Until this year, growers also paid a cultivation tax of around $10 per ounce of cannabis flower, a tax that other states with legal cannabis did not have. Gov. Gavin Newsom signed a bill in June that eliminated the cultivation tax and also shifted the excise tax from distributors to retailers.

The Department of Cannabis Control called the bill “the most significant reforms to California’s cannabis policies in years,” though so far there are no signs that it has slowed down the black market.

“The problem really has been that cannabis is treated so differently than any other crop. The multiple taxes have made it impossible to even run a legitimate business,” Steinfeld said. “But getting rid of cultivation tax will help growers. That is the base of the supply chain and that will be beneficial to our county.”

Santa Barbara County is home to more licensed cannabis growers than any other county in California. Ventura and San Luis Obispo counties have much smaller cannabis industries.

Pacific Stone has 1.2 million feet of canopy producing well in excess of 30,000 plants per week, Motesenbocker said.
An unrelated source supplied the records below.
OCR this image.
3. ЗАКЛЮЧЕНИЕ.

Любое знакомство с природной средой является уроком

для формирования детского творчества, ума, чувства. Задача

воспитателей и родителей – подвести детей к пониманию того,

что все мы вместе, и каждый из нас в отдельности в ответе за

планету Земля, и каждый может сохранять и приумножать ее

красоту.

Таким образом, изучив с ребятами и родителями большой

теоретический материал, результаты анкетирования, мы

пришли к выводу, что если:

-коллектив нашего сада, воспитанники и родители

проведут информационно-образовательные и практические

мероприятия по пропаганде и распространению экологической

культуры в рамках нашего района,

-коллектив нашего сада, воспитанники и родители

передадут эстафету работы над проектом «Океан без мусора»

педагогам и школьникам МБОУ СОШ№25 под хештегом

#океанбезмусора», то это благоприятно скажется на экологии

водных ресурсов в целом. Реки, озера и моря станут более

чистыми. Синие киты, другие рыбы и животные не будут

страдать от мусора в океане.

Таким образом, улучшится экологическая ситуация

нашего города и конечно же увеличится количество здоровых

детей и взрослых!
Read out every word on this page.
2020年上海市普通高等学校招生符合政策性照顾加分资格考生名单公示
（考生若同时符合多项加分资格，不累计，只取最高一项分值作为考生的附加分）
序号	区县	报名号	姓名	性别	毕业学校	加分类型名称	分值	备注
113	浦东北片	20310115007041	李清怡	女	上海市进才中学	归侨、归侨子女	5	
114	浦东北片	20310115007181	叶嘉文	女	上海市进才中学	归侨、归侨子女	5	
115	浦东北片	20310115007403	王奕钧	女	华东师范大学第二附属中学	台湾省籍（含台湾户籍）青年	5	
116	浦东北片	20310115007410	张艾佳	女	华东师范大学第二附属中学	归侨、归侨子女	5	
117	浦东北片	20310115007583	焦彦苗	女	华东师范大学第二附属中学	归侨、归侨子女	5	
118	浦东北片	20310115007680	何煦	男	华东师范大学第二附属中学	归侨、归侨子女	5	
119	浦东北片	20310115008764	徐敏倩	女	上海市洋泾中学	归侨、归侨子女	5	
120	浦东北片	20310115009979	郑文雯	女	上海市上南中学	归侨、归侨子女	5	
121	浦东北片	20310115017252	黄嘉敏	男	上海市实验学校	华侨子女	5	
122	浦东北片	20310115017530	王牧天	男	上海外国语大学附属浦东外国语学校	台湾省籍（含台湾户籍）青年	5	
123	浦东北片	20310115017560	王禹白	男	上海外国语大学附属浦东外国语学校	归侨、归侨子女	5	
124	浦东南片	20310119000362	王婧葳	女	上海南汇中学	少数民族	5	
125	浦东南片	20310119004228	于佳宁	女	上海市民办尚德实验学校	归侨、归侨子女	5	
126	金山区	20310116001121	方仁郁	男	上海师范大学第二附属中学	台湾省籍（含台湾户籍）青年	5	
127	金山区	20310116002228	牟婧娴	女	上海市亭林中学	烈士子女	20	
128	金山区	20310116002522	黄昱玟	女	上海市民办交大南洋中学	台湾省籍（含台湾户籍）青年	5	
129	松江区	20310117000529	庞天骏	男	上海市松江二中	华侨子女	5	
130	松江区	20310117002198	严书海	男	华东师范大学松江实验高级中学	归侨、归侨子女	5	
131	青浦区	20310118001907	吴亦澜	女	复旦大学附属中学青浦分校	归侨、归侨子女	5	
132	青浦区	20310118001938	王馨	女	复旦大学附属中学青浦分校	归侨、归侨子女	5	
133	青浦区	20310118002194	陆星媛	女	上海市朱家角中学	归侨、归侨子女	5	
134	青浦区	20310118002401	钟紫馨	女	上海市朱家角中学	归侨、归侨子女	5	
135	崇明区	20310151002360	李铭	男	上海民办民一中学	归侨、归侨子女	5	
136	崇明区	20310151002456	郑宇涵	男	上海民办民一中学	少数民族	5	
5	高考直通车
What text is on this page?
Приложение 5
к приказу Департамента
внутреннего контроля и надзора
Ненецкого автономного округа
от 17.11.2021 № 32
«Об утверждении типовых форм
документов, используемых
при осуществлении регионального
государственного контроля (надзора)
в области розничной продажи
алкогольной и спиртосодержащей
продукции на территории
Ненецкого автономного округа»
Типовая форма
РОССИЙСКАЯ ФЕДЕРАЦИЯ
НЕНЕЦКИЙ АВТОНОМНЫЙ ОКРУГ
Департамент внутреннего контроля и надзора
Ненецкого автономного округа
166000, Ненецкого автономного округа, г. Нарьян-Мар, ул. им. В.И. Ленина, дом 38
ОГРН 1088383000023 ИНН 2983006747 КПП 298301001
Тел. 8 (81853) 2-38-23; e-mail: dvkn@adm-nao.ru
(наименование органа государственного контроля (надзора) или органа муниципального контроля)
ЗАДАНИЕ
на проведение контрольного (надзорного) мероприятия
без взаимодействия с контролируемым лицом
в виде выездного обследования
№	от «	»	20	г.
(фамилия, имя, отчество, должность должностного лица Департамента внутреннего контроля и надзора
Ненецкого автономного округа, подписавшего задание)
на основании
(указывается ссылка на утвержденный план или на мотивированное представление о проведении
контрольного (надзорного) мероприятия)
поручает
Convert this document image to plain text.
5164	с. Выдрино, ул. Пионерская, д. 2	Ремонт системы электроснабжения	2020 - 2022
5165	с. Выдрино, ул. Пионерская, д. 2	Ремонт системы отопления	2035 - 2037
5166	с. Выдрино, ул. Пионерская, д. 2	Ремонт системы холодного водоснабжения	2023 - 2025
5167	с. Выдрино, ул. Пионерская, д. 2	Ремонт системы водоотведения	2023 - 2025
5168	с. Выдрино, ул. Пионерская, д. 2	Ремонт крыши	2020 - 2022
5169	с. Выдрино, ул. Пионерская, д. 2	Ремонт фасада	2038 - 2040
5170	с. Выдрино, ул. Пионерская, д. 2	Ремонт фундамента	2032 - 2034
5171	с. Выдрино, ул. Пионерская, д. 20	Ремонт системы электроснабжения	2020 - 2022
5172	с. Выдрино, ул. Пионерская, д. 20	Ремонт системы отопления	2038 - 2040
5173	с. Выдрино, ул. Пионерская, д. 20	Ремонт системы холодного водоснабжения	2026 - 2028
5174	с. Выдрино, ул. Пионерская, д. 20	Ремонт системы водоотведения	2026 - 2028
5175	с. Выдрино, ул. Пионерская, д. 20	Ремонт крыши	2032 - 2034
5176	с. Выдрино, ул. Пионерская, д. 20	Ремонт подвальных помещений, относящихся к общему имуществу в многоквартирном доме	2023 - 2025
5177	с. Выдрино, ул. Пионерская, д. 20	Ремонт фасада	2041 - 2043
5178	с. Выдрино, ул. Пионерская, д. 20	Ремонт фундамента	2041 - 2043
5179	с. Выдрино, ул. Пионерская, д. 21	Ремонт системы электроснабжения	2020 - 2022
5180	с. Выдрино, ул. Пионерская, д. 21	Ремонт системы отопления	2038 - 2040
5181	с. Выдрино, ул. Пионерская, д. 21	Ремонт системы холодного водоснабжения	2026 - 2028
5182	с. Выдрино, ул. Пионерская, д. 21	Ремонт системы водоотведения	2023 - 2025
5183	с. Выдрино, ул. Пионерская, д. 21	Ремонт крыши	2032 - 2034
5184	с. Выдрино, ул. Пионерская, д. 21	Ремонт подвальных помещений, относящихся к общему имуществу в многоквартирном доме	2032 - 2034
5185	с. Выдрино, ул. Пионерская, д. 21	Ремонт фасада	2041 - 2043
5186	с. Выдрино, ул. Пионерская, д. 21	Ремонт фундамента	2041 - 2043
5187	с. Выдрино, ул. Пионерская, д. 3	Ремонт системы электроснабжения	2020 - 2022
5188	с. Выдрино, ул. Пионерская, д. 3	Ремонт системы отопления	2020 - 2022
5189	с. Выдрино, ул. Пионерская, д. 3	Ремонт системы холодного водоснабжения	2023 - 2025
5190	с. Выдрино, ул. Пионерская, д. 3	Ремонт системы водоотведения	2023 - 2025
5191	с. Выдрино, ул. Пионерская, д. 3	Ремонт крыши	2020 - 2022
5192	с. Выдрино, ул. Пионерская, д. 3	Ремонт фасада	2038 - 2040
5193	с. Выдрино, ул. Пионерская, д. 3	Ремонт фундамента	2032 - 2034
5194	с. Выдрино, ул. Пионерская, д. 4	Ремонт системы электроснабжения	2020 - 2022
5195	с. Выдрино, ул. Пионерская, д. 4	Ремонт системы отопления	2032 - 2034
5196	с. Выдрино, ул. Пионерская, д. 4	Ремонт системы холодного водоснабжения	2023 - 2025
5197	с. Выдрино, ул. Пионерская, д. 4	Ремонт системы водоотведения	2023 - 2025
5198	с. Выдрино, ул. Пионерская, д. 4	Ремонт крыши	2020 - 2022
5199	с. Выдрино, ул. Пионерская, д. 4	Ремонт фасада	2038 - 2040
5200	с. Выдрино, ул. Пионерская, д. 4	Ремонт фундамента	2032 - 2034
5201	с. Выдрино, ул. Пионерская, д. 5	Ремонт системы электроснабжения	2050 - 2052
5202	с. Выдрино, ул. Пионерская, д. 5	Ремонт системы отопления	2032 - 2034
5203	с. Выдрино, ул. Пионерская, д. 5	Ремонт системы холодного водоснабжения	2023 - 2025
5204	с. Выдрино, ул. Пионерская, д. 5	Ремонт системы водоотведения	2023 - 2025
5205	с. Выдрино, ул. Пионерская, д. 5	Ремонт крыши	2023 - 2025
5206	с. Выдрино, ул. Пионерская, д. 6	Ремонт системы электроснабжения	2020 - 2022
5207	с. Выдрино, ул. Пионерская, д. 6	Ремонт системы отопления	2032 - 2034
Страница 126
But one of the other problems is that cannabis production is starting to outpace sales. There are over 7,500 active cultivation licenses in the state of California, and fewer than 1,000 active, regulated retail dispensaries. Since cannabis can’t legally be exported to other states, even those where it is legal, there is more product in California than can easily be sold by legal dispensaries.

“The disparity between those two is the supply isn’t matching the demand, because the demand is being so restricted, and that, in effect, is what’s causing a lot more of the illicit activity,” Motesenbocker said. “I spend a lot of time talking about enforcement, but you have to look at the other side as well. If there were stores active in all municipalities, how much more effective would the program be?”

California has raked in nearly $4 billion in tax revenue since the recreational market hit the stage in 2018, according to the Department of Tax and Fee Administration, but that tax revenue is flattening out.

For the first quarter of 2022, the state saw about $294 million in cannabis revenue tax, lower than the fourth quarter, when it was around $317 million. Either Californians are buying less cannabis, or they’re moving toward the black market.

If cannabis is ever federally legalized, something Steinfeld hopes can happen sooner rather than later, California is primed to become the biggest legal player in the country, she said. But there are still quite a few issues to work out before that can become a reality.